Петр Иванович покачал головой:

— Бог знает, как все обернется! Книгопродавцев Кольчугина, Сверчкова, Козырева, Тараканова на днях тоже под арест взяли.

— Слыхала. Это все мелкота! А с именитым купечеством царице ссориться нет расчета.

— Так, говоришь, обо мне князь не упоминал? — еще раз спросил Страхов.

Дуняша улыбнулась:

— Ты, я вижу, напугался? Понятно! Опасаешься, что из университета прогонят, а может, того, хуже?.. Все может случиться… Однако, думаю, обойдется. Слишком многих пришлось бы наказывать.

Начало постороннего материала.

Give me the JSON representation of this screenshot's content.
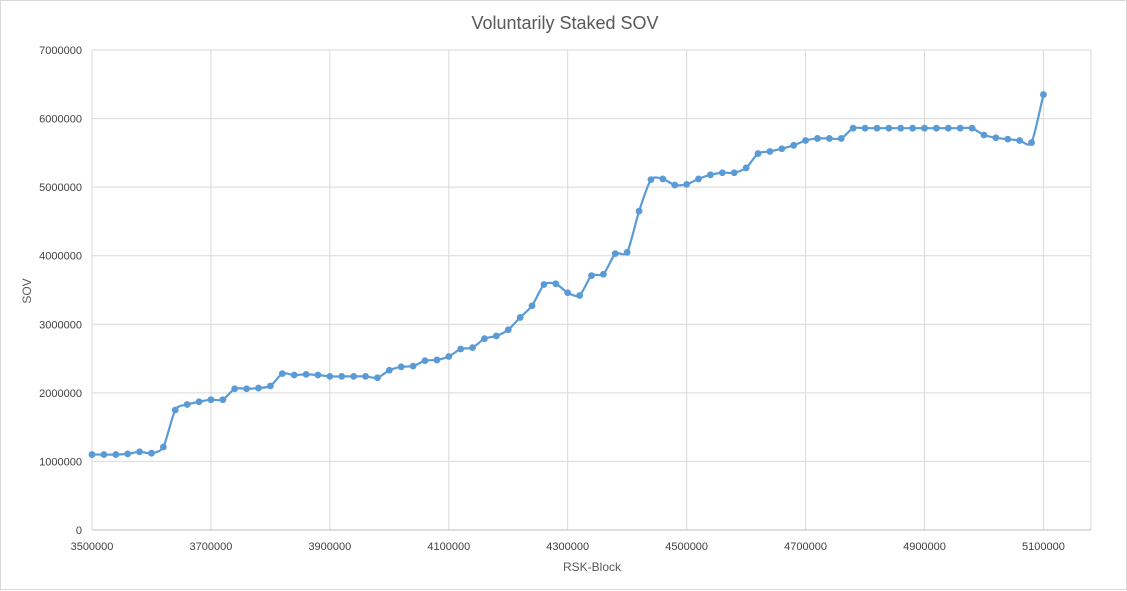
{
  "chart_data": {
    "type": "line",
    "title": "Voluntarily Staked SOV",
    "xlabel": "RSK-Block",
    "ylabel": "SOV",
    "xlim": [
      3500000,
      5180000
    ],
    "ylim": [
      0,
      7000000
    ],
    "x_ticks": [
      3500000,
      3700000,
      3900000,
      4100000,
      4300000,
      4500000,
      4700000,
      4900000,
      5100000
    ],
    "y_ticks": [
      0,
      1000000,
      2000000,
      3000000,
      4000000,
      5000000,
      6000000,
      7000000
    ],
    "grid": true,
    "legend": "none",
    "series_color": "#5b9bd5",
    "series": [
      {
        "name": "SOV",
        "x": [
          3500000,
          3520000,
          3540000,
          3560000,
          3580000,
          3600000,
          3620000,
          3640000,
          3660000,
          3680000,
          3700000,
          3720000,
          3740000,
          3760000,
          3780000,
          3800000,
          3820000,
          3840000,
          3860000,
          3880000,
          3900000,
          3920000,
          3940000,
          3960000,
          3980000,
          4000000,
          4020000,
          4040000,
          4060000,
          4080000,
          4100000,
          4120000,
          4140000,
          4160000,
          4180000,
          4200000,
          4220000,
          4240000,
          4260000,
          4280000,
          4300000,
          4320000,
          4340000,
          4360000,
          4380000,
          4400000,
          4420000,
          4440000,
          4460000,
          4480000,
          4500000,
          4520000,
          4540000,
          4560000,
          4580000,
          4600000,
          4620000,
          4640000,
          4660000,
          4680000,
          4700000,
          4720000,
          4740000,
          4760000,
          4780000,
          4800000,
          4820000,
          4840000,
          4860000,
          4880000,
          4900000,
          4920000,
          4940000,
          4960000,
          4980000,
          5000000,
          5020000,
          5040000,
          5060000,
          5080000,
          5100000
        ],
        "values": [
          1100000,
          1100000,
          1100000,
          1110000,
          1140000,
          1120000,
          1210000,
          1750000,
          1830000,
          1870000,
          1900000,
          1900000,
          2060000,
          2060000,
          2070000,
          2100000,
          2280000,
          2260000,
          2270000,
          2260000,
          2240000,
          2240000,
          2240000,
          2240000,
          2220000,
          2330000,
          2380000,
          2390000,
          2470000,
          2480000,
          2530000,
          2640000,
          2660000,
          2790000,
          2830000,
          2920000,
          3100000,
          3270000,
          3580000,
          3590000,
          3460000,
          3420000,
          3710000,
          3730000,
          4030000,
          4050000,
          4650000,
          5110000,
          5120000,
          5030000,
          5040000,
          5120000,
          5180000,
          5210000,
          5210000,
          5280000,
          5490000,
          5520000,
          5560000,
          5610000,
          5680000,
          5710000,
          5710000,
          5710000,
          5860000,
          5860000,
          5860000,
          5860000,
          5860000,
          5860000,
          5860000,
          5860000,
          5860000,
          5860000,
          5860000,
          5760000,
          5720000,
          5700000,
          5680000,
          5650000,
          6350000
        ]
      }
    ]
  }
}
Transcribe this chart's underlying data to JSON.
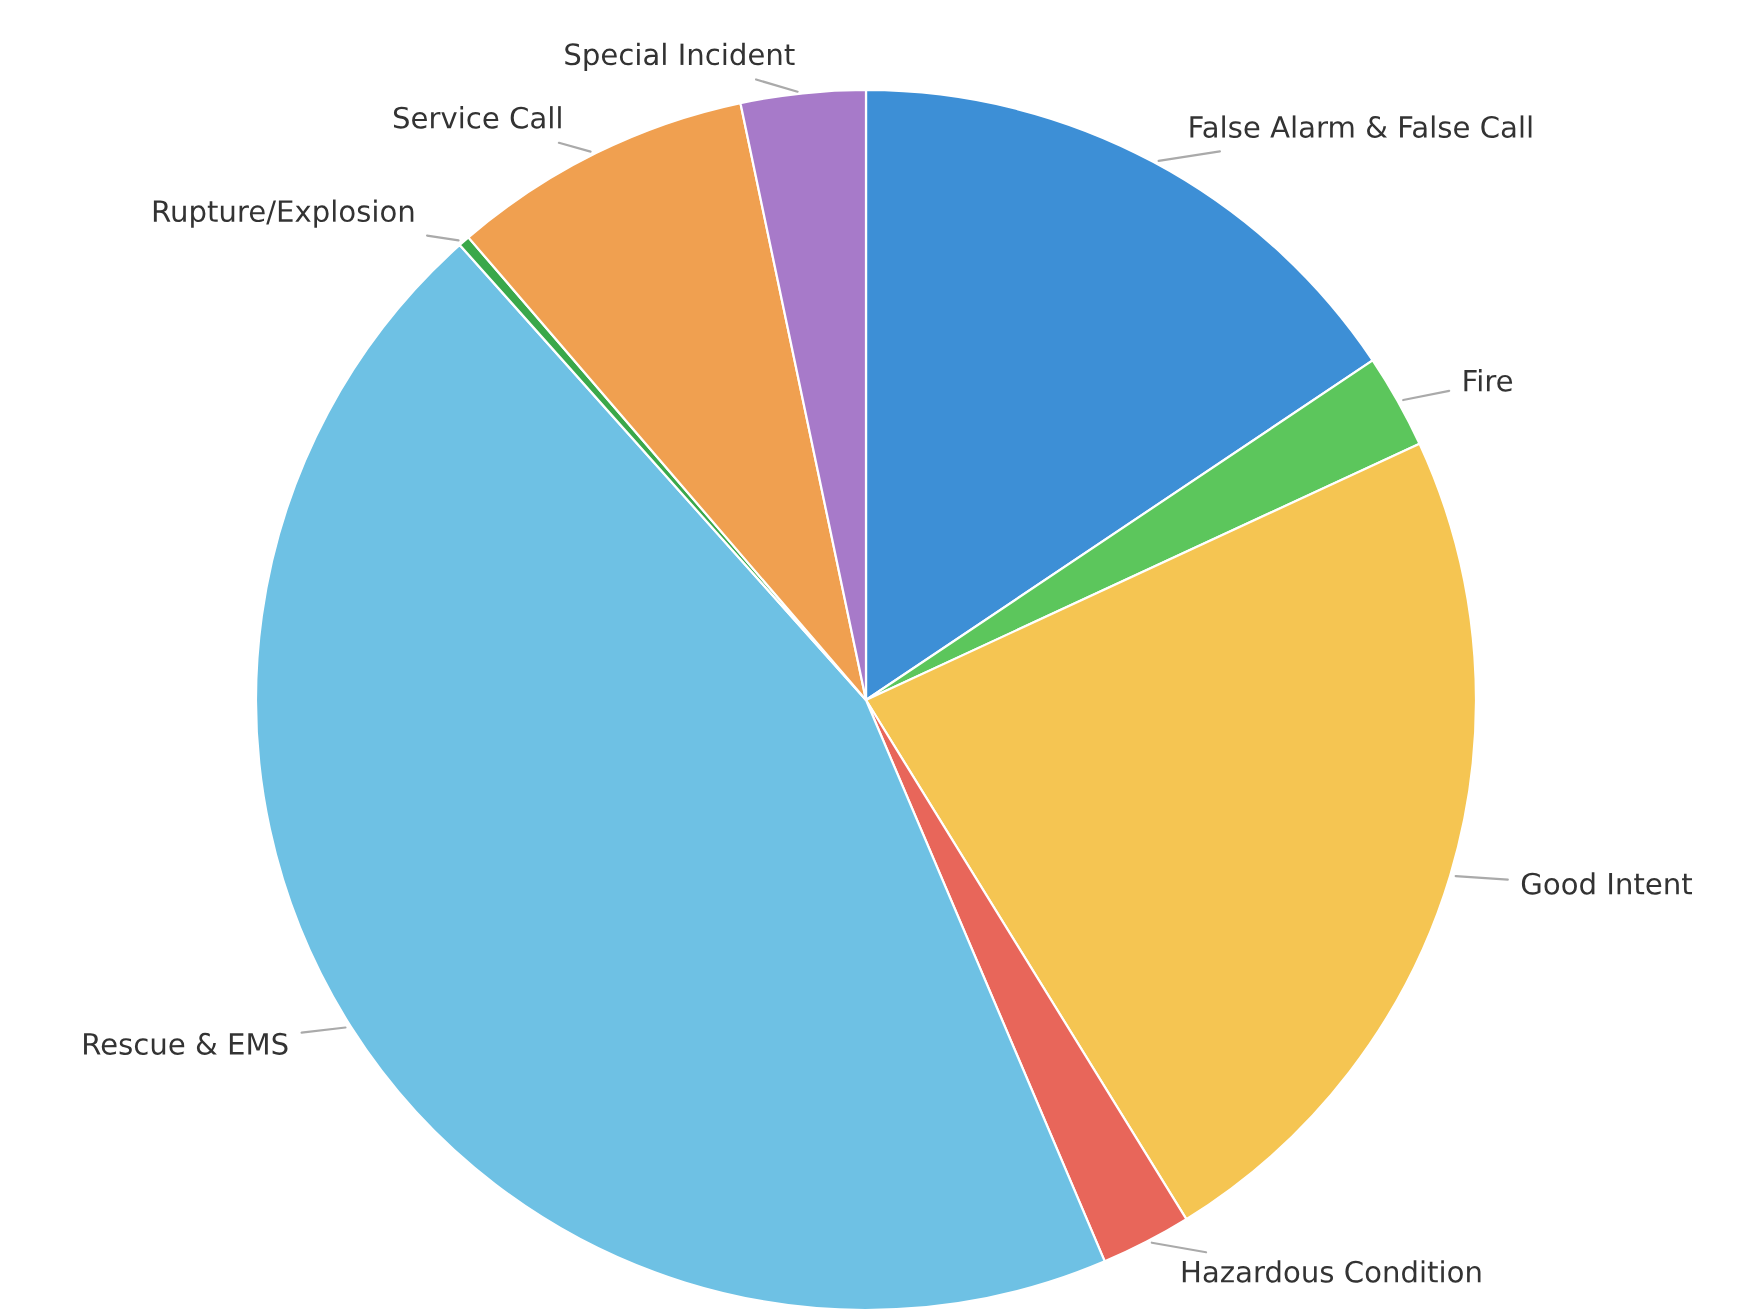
{
  "chart_data": {
    "type": "pie",
    "categories": [
      "False Alarm & False Call",
      "Fire",
      "Good Intent",
      "Hazardous Condition",
      "Rescue & EMS",
      "Rupture/Explosion",
      "Service Call",
      "Special Incident"
    ],
    "values": [
      15.6,
      2.5,
      23.1,
      2.4,
      44.8,
      0.3,
      8.0,
      3.3
    ],
    "colors": [
      "#3d8fd6",
      "#5cc65c",
      "#f5c552",
      "#e8665a",
      "#6ec1e4",
      "#3aa84a",
      "#f0a050",
      "#a77ac9"
    ]
  }
}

Какой смысл? Вот Новикову действительно худо… Ах, горе какое! Золотой человек! Ничего бы не пожалела, чтобы его выручить.

— Знаешь ли, что вчера Николая Ивановича под конвоем увезли из Москвы? — спросил Страхов.

— Нет, этого не знала. Куда же?

— Надо полагать, в Питер. К Шешковскому.

Дуняша задумалась.

— Да, худо ему придется! — повторила она. — Впрочем, может, так и лучше. К здешнему генералу — Прозоровскому — не подступишься: не возьмет. А Шешковский, говорят, до денег жаден.

— Вздор! — возразил Страхов. — Новиковским делом сама царица занимается… Но послушай, Дуняша! Только что получил я письмо. Написано по-французски, а подпись стоит «Павел Строганов». Кажется, петербургского графа, Александра Сергеевича, сын…

— Богат! — сказала Дуняша с уважением. — Ох как богат!

— Письмо краткое. Сообщает, что в Париже подружился он с нашим Егором. Вместе возвращались в Россию. Еще был с ними Ерменев. Ты помнишь его?.. На границе всех задержали. Ерменева и Егора порознь увезли под стражей неведомо куда. Строганову же было велено ехать в свое поместье и оставаться там. Он и решил оповестить меня, ибо не раз слышал мое имя от Егора. Оттого я к тебе и поспешил.

— Этого надо было ожидать, — сказала Дуняша. — Из Парижа вернулись, из самого ада, так сказать! Надобно прежде всего разузнать, где он, Егор. Должно быть, тоже в Питере. Ежели так, я сама туда поеду, погляжу, чем можно ему помочь.

— И Ерменеву также! — добавил Страхов.

Дуняша пожала плечами, брови ее слегка сдвинулись.

— Не могу я обо всех страждущих печься… А Егорушка мне как брат. Больше брата!

Пятнадцатого мая Новикова вывезли из Москвы в сопровождении конвоя из двенадцати гусар. В четырехместной коляске ехали Новиков и Багрянский под присмотром начальника отряда, князя Жевахова, и еще одного офицера. Конвой следовал в строго секретном порядке, не обычным путем, а через Владимир, Ярославль, Тихвин. Не заезжая в Петербург, арестованного доставили прямо в Шлиссельбургскую крепость и заключили в камеру, где некогда томился неудачливый наследник российского престола — Иван Антонович. В тот же день в Шлиссельбург прибыл Шешковский. Началось мучительное и долгое следствие. Одновременно продолжались допросы других обвиняемых.